One aspect overlooked by the study is that, until recent times, Karakalpak clans were geographically isolated in villages located in specific parts
of the Aral delta and therefore tended to always intermarry with one of their adjacent neighbouring clans.
In effect, the two neighbouring clans behaved like a single population, with females moving between clans in every generation. How such social
behaviour affected genetic structure was not investigated.
Uzbeks
The Uzbeks were traditionally nomadic pastoralists and progressively became settled agricultural communities from the 16th century onwards. The
survey provided an opportunity to investigate the effect of this transition in lifestyle on the genetic structure of the Uzbek Y chromosome.
Table 2 above shows that the genetic diversity found among Uzbeks, as measured by heterozygosity and the mean number of pairwise differences,
was similar to that of the other farmer populations, as was the proportion of singleton haplotypes. Equally the mean number of individuals carrying
the same Y STR haplotype was low (1 to 1½), indicating an absence of the haplotype clustering (or "identity cores") observed in pastoral
populations. The pastoral "genetic signature" must have been rapidly eroded, especially in the case of the northern Uzbeks from Karakalpakstan,
who only settled from the 17th century onwards.
Two reasons are proposed for this rapid transformation. Firstly the early collapse and integration of the Uzbek descent groups following their
initial settlement and secondly their mixing with traditional Khorezmian farming populations, which led to the creation of genetic admixtures of
the two groups.
Addendum
Of course the Karakalpak On To'rt Urıw have been settled farmers for just as long as many Khorezmian Uzbeks and cannot in any way be strictly
described as pastoralists. Indeed the majority of Karakalpak Qon'ırats have also been settled for much of the 20th century. However both
have strictly maintained their traditional pastoralist clan structure and associated system of exogamous marriage. So although their lifestyles have
changed radically , their social behaviour to date has not.

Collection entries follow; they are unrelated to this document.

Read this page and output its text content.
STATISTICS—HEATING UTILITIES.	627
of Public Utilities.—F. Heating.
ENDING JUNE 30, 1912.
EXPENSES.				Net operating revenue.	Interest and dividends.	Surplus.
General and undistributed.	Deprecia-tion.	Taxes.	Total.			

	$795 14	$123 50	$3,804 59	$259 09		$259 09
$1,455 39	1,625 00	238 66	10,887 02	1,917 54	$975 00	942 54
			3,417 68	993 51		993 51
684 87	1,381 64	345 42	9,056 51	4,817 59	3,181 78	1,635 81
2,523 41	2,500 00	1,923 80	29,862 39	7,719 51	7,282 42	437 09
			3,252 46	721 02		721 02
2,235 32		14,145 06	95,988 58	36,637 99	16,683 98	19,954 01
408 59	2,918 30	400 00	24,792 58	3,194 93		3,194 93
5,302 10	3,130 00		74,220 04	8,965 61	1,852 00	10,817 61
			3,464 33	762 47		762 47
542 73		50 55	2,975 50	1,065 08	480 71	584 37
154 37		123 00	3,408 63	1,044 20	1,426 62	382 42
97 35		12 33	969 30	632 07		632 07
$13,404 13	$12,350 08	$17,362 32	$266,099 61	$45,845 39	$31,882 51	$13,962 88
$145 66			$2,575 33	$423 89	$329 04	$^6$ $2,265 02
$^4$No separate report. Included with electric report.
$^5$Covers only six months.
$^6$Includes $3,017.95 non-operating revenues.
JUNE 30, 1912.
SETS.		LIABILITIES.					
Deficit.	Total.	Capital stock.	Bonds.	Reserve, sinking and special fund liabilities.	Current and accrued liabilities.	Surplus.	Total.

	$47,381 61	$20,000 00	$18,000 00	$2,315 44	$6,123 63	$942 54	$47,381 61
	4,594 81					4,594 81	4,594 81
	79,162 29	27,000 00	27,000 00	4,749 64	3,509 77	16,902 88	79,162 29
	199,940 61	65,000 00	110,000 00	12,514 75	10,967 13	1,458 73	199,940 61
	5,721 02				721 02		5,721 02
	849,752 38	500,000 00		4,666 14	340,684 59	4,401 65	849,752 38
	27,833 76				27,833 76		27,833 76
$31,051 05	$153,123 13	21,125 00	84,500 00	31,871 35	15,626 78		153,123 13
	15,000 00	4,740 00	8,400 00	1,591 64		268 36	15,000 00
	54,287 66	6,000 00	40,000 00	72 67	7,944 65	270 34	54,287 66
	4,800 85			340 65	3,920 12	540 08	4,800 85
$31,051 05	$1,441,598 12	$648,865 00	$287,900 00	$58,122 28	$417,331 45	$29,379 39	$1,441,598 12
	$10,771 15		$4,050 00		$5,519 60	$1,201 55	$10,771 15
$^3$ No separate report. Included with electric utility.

Discussion and Conclusions
The Karakalpaks and their Uzbek and Qazaq neighbours have no comprehensive recorded history, just occasional historical reports coupled
with oral legends which may or may not relate to certain historical events in their past. We therefore have no record of where or when the
Karakalpak confederation emerged and for what political or other reasons.
In the absence of solid archaeological or historical evidence, many theories have been advanced to explain the origin of the Karakalpaks.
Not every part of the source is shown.